In 1958, the construction of a special chemical plant facility began, which will be included in the defense complex of the mining and chemical plant and Krasmash. The main object of construction was a stand for testing rocket engines. Military builders and Komsomol members built new infrastructure in the taiga: roads, energy, warehouses for rocket fuel components, treatment facilities, an air separation complex to produce nitrogen, oxygen, argon, and many other facilities. Construction lasted 3 years.

On December 31, 1961, the main production was put into operation. From 1961 to 1990, the plant carried out defense orders. In 1968, a dam was built on the Tartat River, the Tartat Reservoir was formed, a favorite vacation spot for the villagers. In 1979, an ice sports palace was built. Since 1980, the Fakel recreation center has been operating as a pioneer and sports camp. In 1984, the construction of a swimming pool and a gym was completed.

In 1988, the production of blocks for refrigerators was placed at the plant. In 1990, as part of a planned conversion, facilities for the disposal of SLBMs and instrument compartments were placed. Since 1998, work has been underway on the construction of catalytic hydrogenation of rocket fuel under a contract with the United States. In 2001, the chemical plant was reformed, several organizations were created on its basis. On July 1, 2008, restrictions on entry into the town were lifted. The regime zone remained only around the chemical plant.

== Population ==
The age composition is dominated by middle-aged and older people. The average age of the residents of the village is 47 years. Younger people tend to move to Krasnoyarsk.

The village has a general education school, an art school, 3 kindergartens, the Fakel sports complex, the Start cultural center, a chain of stores, and the Church of the Resurrection of Christ.

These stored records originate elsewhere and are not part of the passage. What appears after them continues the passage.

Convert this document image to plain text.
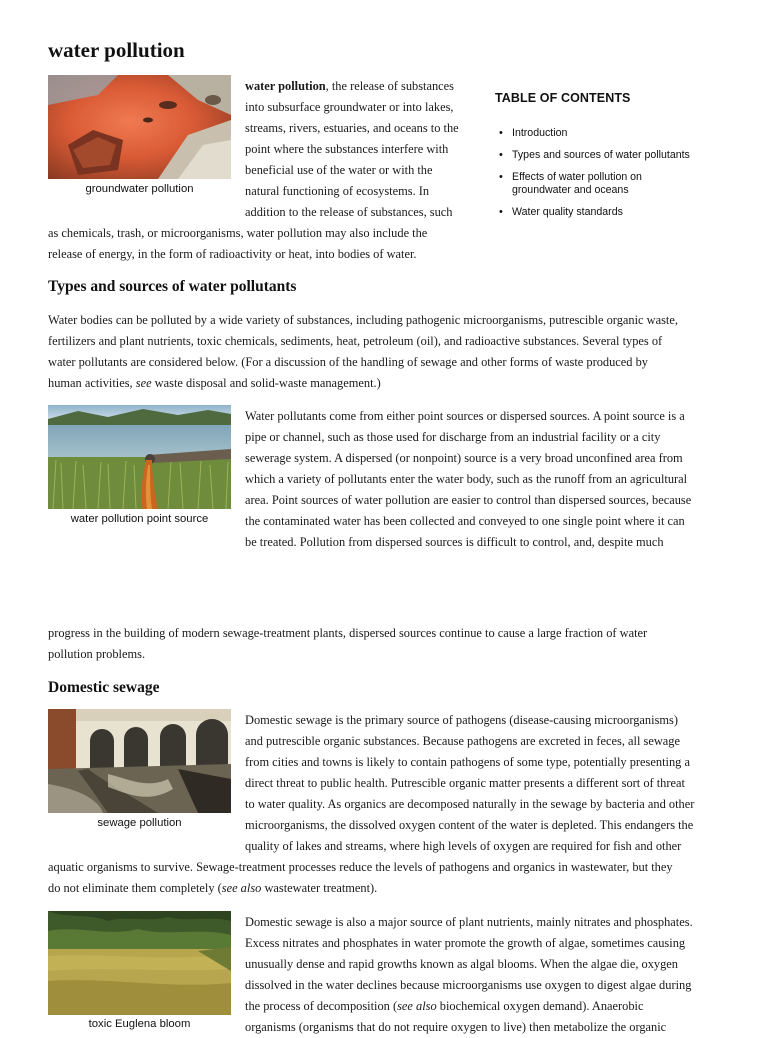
water pollution
groundwater pollution
water pollution, the release of substances
into subsurface groundwater or into lakes,
streams, rivers, estuaries, and oceans to the
point where the substances interfere with
beneficial use of the water or with the
natural functioning of ecosystems. In
addition to the release of substances, such
as chemicals, trash, or microorganisms, water pollution may also include the
release of energy, in the form of radioactivity or heat, into bodies of water.
TABLE OF CONTENTS
• Introduction
• Types and sources of water pollutants
• Effects of water pollution on
groundwater and oceans
• Water quality standards
Types and sources of water pollutants
Water bodies can be polluted by a wide variety of substances, including pathogenic microorganisms, putrescible organic waste,
fertilizers and plant nutrients, toxic chemicals, sediments, heat, petroleum (oil), and radioactive substances. Several types of
water pollutants are considered below. (For a discussion of the handling of sewage and other forms of waste produced by
human activities, see waste disposal and solid-waste management.)
water pollution point source
Water pollutants come from either point sources or dispersed sources. A point source is a
pipe or channel, such as those used for discharge from an industrial facility or a city
sewerage system. A dispersed (or nonpoint) source is a very broad unconfined area from
which a variety of pollutants enter the water body, such as the runoff from an agricultural
area. Point sources of water pollution are easier to control than dispersed sources, because
the contaminated water has been collected and conveyed to one single point where it can
be treated. Pollution from dispersed sources is difficult to control, and, despite much
progress in the building of modern sewage-treatment plants, dispersed sources continue to cause a large fraction of water
pollution problems.
Domestic sewage
sewage pollution
Domestic sewage is the primary source of pathogens (disease-causing microorganisms)
and putrescible organic substances. Because pathogens are excreted in feces, all sewage
from cities and towns is likely to contain pathogens of some type, potentially presenting a
direct threat to public health. Putrescible organic matter presents a different sort of threat
to water quality. As organics are decomposed naturally in the sewage by bacteria and other
microorganisms, the dissolved oxygen content of the water is depleted. This endangers the
quality of lakes and streams, where high levels of oxygen are required for fish and other
aquatic organisms to survive. Sewage-treatment processes reduce the levels of pathogens and organics in wastewater, but they
do not eliminate them completely (see also wastewater treatment).
toxic Euglena bloom
Domestic sewage is also a major source of plant nutrients, mainly nitrates and phosphates.
Excess nitrates and phosphates in water promote the growth of algae, sometimes causing
unusually dense and rapid growths known as algal blooms. When the algae die, oxygen
dissolved in the water declines because microorganisms use oxygen to digest algae during
the process of decomposition (see also biochemical oxygen demand). Anaerobic
organisms (organisms that do not require oxygen to live) then metabolize the organic
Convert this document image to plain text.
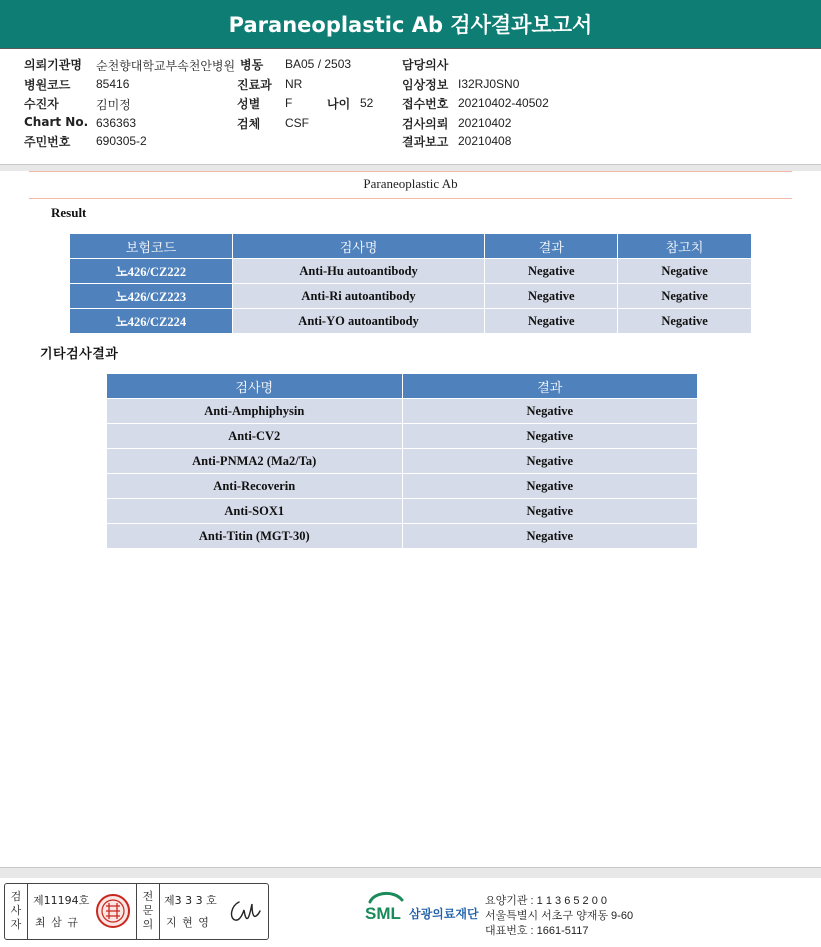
Paraneoplastic Ab 검사결과보고서
의뢰기관명 순천향대학교부속천안병원 병동 BA05 / 2503	담당의사
병원코드 85416	진료과 NR	임상정보 I32RJ0SN0
수진자	김미정	성별 F	나이 52 접수번호 20210402-40502
Chart No. 636363	검체 CSF	검사의뢰 20210402
주민번호 690305-2	결과보고 20210408
Paraneoplastic Ab
Result
보험코드	검사명	결과	참고치
노426/CZ222	Anti-Hu autoantibody	Negative	Negative
노426/CZ223	Anti-Ri autoantibody	Negative	Negative
노426/CZ224	Anti-YO autoantibody	Negative	Negative
기타검사결과
검사명	결과
Anti-Amphiphysin	Negative
Anti-CV2	Negative
Anti-PNMA2 (Ma2/Ta)	Negative
Anti-Recoverin	Negative
Anti-SOX1	Negative
Anti-Titin (MGT-30)	Negative
검사자
제11194호
최 삼 규
전문의
제3 3 3 호
지 현 영	SML 삼광의료재단
요양기관 : 1 1 3 6 5 2 0 0
서울특별시 서초구 양재동 9-60
대표번호 : 1661-5117
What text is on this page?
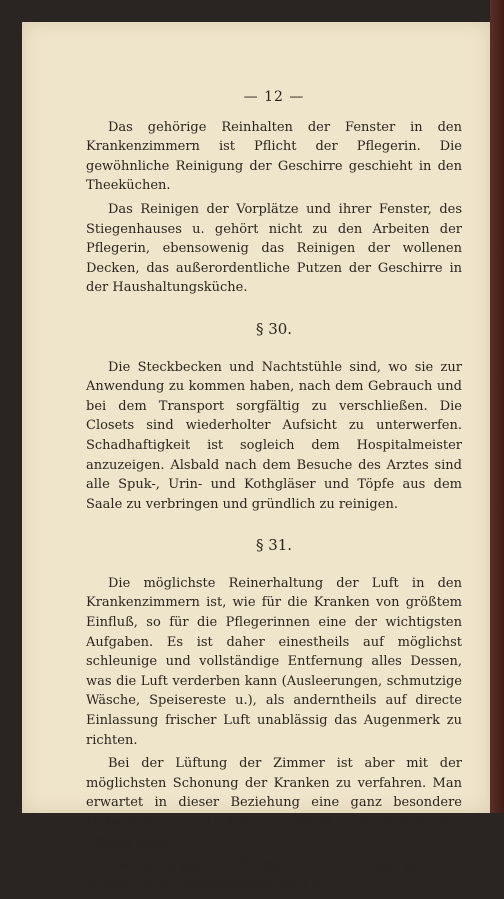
— 12 —

Das gehörige Reinhalten der Fenster in den Krankenzimmern ist Pflicht der Pflegerin. Die gewöhnliche Reinigung der Geschirre geschieht in den Theeküchen.

Das Reinigen der Vorplätze und ihrer Fenster, des Stiegenhauses u. gehört nicht zu den Arbeiten der Pflegerin, ebensowenig das Reinigen der wollenen Decken, das außerordentliche Putzen der Geschirre in der Haushaltungsküche.

§ 30.

Die Steckbecken und Nachtstühle sind, wo sie zur Anwendung zu kommen haben, nach dem Gebrauch und bei dem Transport sorgfältig zu verschließen. Die Closets sind wiederholter Aufsicht zu unterwerfen. Schadhaftigkeit ist sogleich dem Hospitalmeister anzuzeigen. Alsbald nach dem Besuche des Arztes sind alle Spuk-, Urin- und Kothgläser und Töpfe aus dem Saale zu verbringen und gründlich zu reinigen.

§ 31.

Die möglichste Reinerhaltung der Luft in den Krankenzimmern ist, wie für die Kranken von größtem Einfluß, so für die Pflegerinnen eine der wichtigsten Aufgaben. Es ist daher einestheils auf möglichst schleunige und vollständige Entfernung alles Dessen, was die Luft verderben kann (Ausleerungen, schmutzige Wäsche, Speisereste u.), als anderntheils auf directe Einlassung frischer Luft unablässig das Augenmerk zu richten.

Bei der Lüftung der Zimmer ist aber mit der möglichsten Schonung der Kranken zu verfahren. Man erwartet in dieser Beziehung eine ganz besondere Ueberlegung und Aufmerksamkeit von Seiten der Pflegerinnen.

Räucherungen im Zimmer dürfen nur auf ärztliche Anordnungen vorgenommen werden.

The city-forming enterprise is a chemical plant, workshops of the State Enterprise "Krasnoyarsk Machine-Building Plant". More than 30% of the population works there.

== Climate ==
The climate is continental. Steady snow cover from November to March. Average January temperature: -21.6 °C, July: +21.5 °C. Summer lasts from the end of May to the last week of August. Demi-season: spring, autumn lasting 1.5–2 months. Snow cover is stable, above 20 cm. Maximum level in March: 55 cm. Most precipitation in the form of rain falls from late July to October

== Flora and fauna ==
The predominant vegetation is coniferous trees: larch, pine, spruce; hardwoods: birch, aspen, bird cherry, sorbus, wild rose; acclimatized: maple, poplus, wild apple. Birds: crows, sparrows, tits, different types of woodpeckers, kites, pigeons, nuthatches. Fauna: mixed representatives of the taiga fauna of central Siberia and the south of the Krasnoyarsk Territory: brown bear, hare, roe deer, wolves, foxes, squirrels, chipmunks, ferrets, moles, ground squirrels, voles.